Sur un plan légal, l’UE ne peut pas punir l’Inde pour ces transactions, mais la première remarque de Borrell et la clarification qui a suivi de sa part visaient d’évidence à entamer l’image de ce pays en le dépeignant comme “immoral”. Cependant, l’UE peut “adopter des mesures pour s’occuper de cela” de l’intérieur, ce qui ne serait pas sans modifier son vocabulaire de sanctions si elle veut rester dans la légalité. Cela étant dit, tout changement en ce sens aurait pour effet d’augmenter les prix payés par les consommateurs européens.
L’accord actuel situe l’Inde à une place indispensable sur le marché énergétique global en contribuant à répondre aux besoins de l’UE en carburant, car il maintient les prix à un niveau relativement abordable. Si les services de l’Inde étaient proscris par une modification du narratif des sanctions de l’UE afin d’interdire les importations de pétrole russe raffiné, le bloc se retrouverait en situation de concurrence face à d’autres clients sur le marché des carburants proposés par d’autres fournisseurs, ce qui ferait augmenter les coûts en flèche.

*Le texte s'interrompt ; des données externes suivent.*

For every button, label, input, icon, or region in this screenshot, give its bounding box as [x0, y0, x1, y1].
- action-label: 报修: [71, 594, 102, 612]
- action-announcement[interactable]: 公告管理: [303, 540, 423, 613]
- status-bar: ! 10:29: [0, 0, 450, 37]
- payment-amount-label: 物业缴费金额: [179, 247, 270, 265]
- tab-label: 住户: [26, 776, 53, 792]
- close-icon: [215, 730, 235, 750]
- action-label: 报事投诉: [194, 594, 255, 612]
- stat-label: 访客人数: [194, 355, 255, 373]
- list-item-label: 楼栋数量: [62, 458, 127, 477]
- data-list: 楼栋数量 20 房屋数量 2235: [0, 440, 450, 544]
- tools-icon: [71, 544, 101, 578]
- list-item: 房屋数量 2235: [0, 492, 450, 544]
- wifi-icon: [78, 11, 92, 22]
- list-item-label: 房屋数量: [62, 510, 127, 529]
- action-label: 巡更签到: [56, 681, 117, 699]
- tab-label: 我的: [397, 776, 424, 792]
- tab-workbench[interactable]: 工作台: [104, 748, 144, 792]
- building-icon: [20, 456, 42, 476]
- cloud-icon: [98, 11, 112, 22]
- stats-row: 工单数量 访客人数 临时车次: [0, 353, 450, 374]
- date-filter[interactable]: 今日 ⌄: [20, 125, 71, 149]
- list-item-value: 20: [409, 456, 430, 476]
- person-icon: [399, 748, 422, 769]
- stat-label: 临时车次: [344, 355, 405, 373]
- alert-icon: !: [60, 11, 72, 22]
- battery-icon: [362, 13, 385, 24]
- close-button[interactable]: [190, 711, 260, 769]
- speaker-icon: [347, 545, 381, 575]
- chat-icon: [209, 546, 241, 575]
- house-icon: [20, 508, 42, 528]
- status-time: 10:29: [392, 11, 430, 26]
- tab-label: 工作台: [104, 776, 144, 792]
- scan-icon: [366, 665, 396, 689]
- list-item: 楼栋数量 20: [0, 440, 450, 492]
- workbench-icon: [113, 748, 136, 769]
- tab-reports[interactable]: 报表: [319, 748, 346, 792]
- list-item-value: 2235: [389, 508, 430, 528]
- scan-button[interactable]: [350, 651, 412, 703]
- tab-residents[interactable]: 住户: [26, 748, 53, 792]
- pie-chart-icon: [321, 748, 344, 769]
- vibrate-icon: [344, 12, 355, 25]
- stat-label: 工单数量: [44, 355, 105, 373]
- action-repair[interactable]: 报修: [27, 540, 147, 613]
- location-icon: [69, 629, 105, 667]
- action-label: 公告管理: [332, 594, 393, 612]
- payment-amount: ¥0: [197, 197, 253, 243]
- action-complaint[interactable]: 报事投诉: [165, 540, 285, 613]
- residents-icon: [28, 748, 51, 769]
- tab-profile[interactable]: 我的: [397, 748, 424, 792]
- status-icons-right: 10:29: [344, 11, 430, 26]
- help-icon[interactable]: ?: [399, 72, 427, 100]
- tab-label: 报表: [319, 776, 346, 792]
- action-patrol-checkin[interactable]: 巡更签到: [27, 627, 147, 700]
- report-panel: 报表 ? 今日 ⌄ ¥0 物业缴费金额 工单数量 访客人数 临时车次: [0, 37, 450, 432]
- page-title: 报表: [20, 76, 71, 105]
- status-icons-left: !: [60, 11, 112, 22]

Et même si ces autres fournisseurs décidaient d’augmenter leurs niveaux de production, chose qui n’est pas acquise au vu du duopole russo-saoudien qui contrôle largement l’OPEP+, il faudrait attendre un certain temps pour que cette augmentation ait un effet sur les marchés. Il relève donc des intérêts pécuniaires de chacun de maintenir inchangé l’accord actuel, ce qui implique au niveau de l’UE de donner la priorité au pragmatisme sur les fausses “valeurs” qu’elle se targue de conserver au cœur de son “ordre basé sur des règles“ libéral–globaliste.
C’est là que réside le dilemme ; l’élite occidentale est prise en étau entre des factions idéologiques et pragmatiques, surtout au sujet de l’Inde. Cela a été illustré récemment par le rapport sur les “libertés religieuses” produit cette semaine par le Département d’État étasunien, critiquant vertement ce pays ; ce rapport est contraire à l’article produit par Ashley J. Tellis au début du mois de mai dans l’influent magazine du Council on Foreign Relations, article appelant à ne laisser les différends sur aucun sujet gêner leur partenariat stratégique.
L’Union européenne ne dispose que de deux alternatives au sujet des ventes par l’Inde de carburant russe raffiné : maintenir l’accord en place qui ressort de l’intérêt pragmatique de toutes les parties, ou interdire les importations de ces produits pour des raisons idéologiques aux dépens de ces mêmes parties. Le second scénario, dont on peut penser qu’il fait l’objet de débats en ce moment — le scandale provoqué par les propos de Borrell le prouve —, pourrait détériorer les relations entre l’Inde et l’UE, en privant Delhi de bénéfices additionnels. [NdT : il provoquerait également un élargissement supplémentaire du fossé qui existe entre les institutions de l’UE et la majorité de ses propres habitants…]
Objectivement, le mieux pour chacun est que l’UE maintienne les choses en l’état, mais rien ne permet d’établir qu’elle va le faire, vu l’influence puissante de la faction idéologique au sein de son administration permanente bruxelloise. Les observateurs feraient donc bien de garder un œil sur le sujet, d’autant plus que toute action d’interdiction des importations de carburant russe raffiné en Inde pourrait découler sur des hausses de prix subites des carburants, et compliquer les discussions commerciales en cours entre l’Inde et le bloc européen.
Andrew Korybko est un analyste politique étasunien, établi à Moscou, spécialisé dans les relations entre la stratégie étasunienne en Afrique et en Eurasie, les nouvelles Routes de la soie chinoises, et la Guerre hybride.